William Chester Minor was an army surgeon and lexicographical researcher. He studied at Yale Medical School and earned a medical degree with a specialization in comparative anatomy. He then became an army surgeon. He was later committed to a London psychiatric hospital for many years as he suffered from paranoid delusions. He became a lexicographical researcher while incarcerated.
Howard Florey was an Australian pathologist and pharmacologist. He is best remembered for his role in the formation of penicillin, for which he shared the prestigious Nobel Prize in Physiology or Medicine with Alexander Fleming and Ernst Chain in the year 1945. Florey is credited with carrying out the first clinical trial of penicillin at the Radcliffe Infirmary in 1941.
Havelock Ellis co-wrote the first English textbook on homosexuality. Initially a teacher in Australia, he later moved to London to study medicine. His seven-part Studies in the Psychology of Sex is a first-of-its-kind study on human sexuality. He also believed in eugenics and the importance of smell in sexual behavior.

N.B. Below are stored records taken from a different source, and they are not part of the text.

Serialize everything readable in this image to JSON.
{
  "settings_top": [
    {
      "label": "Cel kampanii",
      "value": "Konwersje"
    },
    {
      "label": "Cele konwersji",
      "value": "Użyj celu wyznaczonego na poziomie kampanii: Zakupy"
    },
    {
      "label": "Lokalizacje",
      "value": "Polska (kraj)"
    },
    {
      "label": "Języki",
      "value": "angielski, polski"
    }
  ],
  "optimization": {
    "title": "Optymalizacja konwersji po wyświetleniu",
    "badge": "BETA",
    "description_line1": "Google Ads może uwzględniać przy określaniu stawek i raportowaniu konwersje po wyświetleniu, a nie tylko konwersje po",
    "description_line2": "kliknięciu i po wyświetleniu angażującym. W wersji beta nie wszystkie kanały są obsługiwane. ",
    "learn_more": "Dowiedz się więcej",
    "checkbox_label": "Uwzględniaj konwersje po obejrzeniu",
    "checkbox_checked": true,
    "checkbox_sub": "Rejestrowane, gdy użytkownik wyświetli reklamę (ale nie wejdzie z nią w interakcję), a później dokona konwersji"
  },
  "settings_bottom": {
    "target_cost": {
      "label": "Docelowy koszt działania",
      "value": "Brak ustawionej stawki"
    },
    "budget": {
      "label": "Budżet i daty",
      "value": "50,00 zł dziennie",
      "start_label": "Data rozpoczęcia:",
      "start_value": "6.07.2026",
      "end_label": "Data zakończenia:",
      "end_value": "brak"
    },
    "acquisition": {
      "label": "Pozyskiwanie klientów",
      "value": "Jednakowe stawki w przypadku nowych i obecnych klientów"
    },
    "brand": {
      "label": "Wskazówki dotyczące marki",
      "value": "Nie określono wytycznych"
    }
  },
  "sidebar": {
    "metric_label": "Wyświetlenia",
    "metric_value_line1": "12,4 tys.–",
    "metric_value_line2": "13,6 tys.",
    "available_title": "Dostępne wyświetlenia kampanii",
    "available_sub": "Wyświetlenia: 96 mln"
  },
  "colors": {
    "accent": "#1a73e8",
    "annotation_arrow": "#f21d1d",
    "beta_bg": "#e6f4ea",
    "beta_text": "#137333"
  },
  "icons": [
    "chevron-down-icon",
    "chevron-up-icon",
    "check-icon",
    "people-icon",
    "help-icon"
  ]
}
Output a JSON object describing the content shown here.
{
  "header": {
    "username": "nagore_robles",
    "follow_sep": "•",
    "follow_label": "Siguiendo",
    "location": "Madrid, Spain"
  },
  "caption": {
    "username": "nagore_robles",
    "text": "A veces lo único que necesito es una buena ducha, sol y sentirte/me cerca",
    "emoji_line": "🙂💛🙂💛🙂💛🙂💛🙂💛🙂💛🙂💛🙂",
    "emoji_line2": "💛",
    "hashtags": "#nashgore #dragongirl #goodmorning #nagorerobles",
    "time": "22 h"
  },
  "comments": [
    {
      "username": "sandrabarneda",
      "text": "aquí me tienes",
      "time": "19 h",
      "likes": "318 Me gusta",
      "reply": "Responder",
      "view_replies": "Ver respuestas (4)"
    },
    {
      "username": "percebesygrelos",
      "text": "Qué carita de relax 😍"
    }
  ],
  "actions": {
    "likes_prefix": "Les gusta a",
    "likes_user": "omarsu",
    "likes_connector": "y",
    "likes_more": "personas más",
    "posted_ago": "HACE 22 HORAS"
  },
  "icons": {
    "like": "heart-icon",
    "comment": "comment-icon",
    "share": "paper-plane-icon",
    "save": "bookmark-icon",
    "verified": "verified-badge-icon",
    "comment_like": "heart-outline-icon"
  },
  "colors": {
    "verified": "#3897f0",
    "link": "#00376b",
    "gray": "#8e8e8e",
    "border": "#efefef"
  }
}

Immanuel Velikovsky is remembered for his concepts such as cosmogony. He initially studied medicine and psychology, and later devoted his life to his research on ancient myths and legends, attempting to establish their historical authenticity. In spite of facing the hostility of scientists, his Worlds in Collision became a bestseller.
French social psychologist Gustave Le Bon is best remembered for his research on crowd psychology. In his iconic work La psychologie des foules, or The Crowd, he stated that people are driven by their emotions and not by their intellect when they act as part of a crowd.
50 Max Gerson
German-American physician Max Gerson was the proponent of the Gerson Therapy, which began as a diet-based treatment for migraine but ended up being used by him as a treatment for tuberculosis and cancer. Though Gerson died of pneumonia, there was an alternate theory that stated he had been murdered.